Em falta está um medicamento que concentra três substâncias ativas num único comprimido e a respetiva terapêutica de substituição, ou seja, os três componentes em separado. "Nenhuma das versões está disponível para os doentes" em ambulatório, que vão ao hospital buscar os medicamentos, afirma o coordenador do Centro Anti-discriminação do GAT, Pedro Silvério Marques. Segundo o ativista, serão cerca de 315 os seropositivos seguidos na unidade hospitalar do Funchal.

"Os medicamentos não chegam à Madeira em caravelas. Há uma péssima gestão dos serviços de Saúde da Madeira, que não respondem aos nossos pedidos. Em janeiro fizemos queixa sobre a existência de falhas e ainda ninguém respondeu, nem mesmo o diretor do hospital", critica Pedro Silvério Marques. "Houve sempre problemas. No ano passado a situação agravou-se e a farmácia começou a abrir embalagens para dividir e assim conseguir dar medicação a todos os doentes, mas agora a rutura é total."

Ao Expresso, os responsáveis pelo Hospital do Funchal reconhecem que "os stocks deste tipo de medicamentos na farmácia hospitalar sofrem vários tipos de oscilações" e que "no dia de hoje, 22 de abril, apenas está em falta um antirretroviral". Por escrito, esclarecem ainda que "nas últimas 48 horas, os serviços farmacêuticos do hospital rececionaram outros antirretrovirais que estavam em rutura, do que se conclui que a situação está a ser gradualmente reposta".

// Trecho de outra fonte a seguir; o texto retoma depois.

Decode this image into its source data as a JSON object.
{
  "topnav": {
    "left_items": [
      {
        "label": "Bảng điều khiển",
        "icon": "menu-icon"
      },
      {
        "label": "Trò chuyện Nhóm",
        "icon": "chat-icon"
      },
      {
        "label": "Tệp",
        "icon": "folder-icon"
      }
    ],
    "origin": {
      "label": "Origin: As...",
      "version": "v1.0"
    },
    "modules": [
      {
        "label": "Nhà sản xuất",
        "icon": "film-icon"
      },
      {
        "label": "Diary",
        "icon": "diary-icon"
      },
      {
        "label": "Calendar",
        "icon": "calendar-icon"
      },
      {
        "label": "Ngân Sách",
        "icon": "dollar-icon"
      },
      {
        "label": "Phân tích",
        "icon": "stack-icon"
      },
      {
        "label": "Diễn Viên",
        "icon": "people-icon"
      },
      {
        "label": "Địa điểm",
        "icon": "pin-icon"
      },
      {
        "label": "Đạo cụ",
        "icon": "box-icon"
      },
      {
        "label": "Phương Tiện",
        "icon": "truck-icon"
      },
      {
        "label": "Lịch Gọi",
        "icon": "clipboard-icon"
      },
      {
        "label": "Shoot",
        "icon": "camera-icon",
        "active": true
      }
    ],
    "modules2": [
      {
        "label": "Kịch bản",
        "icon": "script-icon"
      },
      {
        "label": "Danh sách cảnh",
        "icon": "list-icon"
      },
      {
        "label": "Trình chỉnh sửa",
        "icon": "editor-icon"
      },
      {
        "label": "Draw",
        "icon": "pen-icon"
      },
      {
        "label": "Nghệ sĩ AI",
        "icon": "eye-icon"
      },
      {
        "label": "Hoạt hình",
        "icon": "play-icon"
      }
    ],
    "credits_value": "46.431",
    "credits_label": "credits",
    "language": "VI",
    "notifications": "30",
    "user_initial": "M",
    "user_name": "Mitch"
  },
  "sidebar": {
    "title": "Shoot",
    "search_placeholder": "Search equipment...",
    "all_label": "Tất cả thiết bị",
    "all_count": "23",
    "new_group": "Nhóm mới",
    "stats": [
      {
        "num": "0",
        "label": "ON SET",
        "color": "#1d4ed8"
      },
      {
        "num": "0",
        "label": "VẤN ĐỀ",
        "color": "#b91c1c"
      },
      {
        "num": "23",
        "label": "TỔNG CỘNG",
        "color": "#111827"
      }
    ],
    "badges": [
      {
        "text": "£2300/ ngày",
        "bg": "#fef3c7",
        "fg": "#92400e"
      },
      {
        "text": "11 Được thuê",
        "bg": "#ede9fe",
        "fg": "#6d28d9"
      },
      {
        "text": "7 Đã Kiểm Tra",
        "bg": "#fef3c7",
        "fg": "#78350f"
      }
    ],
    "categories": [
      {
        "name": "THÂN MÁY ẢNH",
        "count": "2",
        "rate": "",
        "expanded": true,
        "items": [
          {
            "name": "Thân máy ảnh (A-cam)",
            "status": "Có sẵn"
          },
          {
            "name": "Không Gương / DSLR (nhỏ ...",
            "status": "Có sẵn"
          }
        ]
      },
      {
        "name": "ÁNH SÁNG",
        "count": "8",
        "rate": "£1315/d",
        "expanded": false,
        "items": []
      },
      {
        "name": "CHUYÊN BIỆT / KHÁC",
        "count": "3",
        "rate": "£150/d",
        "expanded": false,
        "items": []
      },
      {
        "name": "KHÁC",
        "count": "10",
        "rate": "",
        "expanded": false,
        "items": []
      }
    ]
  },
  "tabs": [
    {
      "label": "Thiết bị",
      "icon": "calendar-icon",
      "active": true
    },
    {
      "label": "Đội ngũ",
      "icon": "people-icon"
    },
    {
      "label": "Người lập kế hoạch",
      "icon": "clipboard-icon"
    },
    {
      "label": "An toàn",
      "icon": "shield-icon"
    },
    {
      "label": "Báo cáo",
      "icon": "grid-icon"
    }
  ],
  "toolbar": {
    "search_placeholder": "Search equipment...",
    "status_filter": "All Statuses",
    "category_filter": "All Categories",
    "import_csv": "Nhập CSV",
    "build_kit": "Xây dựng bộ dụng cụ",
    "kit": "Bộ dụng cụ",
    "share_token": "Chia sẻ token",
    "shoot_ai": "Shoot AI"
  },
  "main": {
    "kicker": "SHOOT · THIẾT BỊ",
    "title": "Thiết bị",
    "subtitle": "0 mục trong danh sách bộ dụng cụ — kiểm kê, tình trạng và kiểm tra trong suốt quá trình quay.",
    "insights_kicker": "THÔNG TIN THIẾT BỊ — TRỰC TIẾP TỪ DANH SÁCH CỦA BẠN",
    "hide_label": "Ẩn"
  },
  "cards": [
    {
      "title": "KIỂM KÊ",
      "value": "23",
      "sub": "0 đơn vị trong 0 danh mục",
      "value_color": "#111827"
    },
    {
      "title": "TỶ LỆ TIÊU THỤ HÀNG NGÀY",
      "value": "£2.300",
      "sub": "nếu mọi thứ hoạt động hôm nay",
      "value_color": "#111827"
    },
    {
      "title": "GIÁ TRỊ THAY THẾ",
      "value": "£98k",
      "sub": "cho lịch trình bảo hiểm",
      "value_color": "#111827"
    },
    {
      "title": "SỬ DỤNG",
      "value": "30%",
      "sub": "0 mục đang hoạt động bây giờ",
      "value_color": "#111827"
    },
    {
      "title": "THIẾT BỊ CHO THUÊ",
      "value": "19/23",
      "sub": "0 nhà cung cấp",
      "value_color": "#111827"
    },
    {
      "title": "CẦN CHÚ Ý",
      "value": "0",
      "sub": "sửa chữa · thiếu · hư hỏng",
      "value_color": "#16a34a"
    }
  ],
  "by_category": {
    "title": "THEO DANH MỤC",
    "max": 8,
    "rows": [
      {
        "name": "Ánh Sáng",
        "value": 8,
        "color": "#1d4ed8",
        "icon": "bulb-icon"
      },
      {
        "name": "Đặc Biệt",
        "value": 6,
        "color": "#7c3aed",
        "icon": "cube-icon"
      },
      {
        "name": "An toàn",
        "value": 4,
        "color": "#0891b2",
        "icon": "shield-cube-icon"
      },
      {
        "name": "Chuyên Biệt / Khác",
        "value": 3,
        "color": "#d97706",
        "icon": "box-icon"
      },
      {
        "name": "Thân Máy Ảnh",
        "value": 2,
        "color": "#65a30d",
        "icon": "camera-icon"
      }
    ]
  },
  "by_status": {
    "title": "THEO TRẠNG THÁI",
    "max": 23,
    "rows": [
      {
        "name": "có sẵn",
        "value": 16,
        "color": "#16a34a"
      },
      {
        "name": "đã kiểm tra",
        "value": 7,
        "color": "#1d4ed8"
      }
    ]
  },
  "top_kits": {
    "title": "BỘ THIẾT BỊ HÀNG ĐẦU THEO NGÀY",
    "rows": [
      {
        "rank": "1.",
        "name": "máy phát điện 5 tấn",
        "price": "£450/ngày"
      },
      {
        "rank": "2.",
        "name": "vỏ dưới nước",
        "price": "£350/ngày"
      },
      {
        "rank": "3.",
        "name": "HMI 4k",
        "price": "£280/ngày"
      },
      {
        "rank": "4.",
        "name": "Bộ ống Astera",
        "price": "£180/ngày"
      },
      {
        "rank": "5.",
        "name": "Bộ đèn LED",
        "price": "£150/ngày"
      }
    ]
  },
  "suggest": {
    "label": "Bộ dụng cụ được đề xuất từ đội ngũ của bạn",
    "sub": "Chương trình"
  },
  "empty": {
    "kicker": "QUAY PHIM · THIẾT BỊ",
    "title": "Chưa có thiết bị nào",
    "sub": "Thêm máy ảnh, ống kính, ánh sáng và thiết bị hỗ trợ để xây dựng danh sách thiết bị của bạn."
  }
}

A farmácia de ambulatório dos serviços de Saúde locais têm 3,5 milhões de euros para antirretrovirais durante este ano, mais meio milhão do que no ano anterior. O reforço é justificado pelo hospital com "o aumento do número de doentes portadores de VIH na região". Por isso, acrescentam que, "cientes da dificuldade ao nível do fornecimento da medicação aos doentes, os serviços optaram pelo fracionamento das quantidades a todos os doentes, de modo a reduzir ao máximo a interrupção da terapêutica, assim como as suas consequências". E, "em alguns casos, foi proposto pelo médico assistente terapêutica de substituição".

A legislação em vigor prevê que os antirretrovirais sejam distribuídos preferencialmente para um período de 90 dias ou, pelo menos, para um mês. O objetivo é evitar sucessivas deslocações aos hospitais e facilitar a necessária adesão total ao tratamento.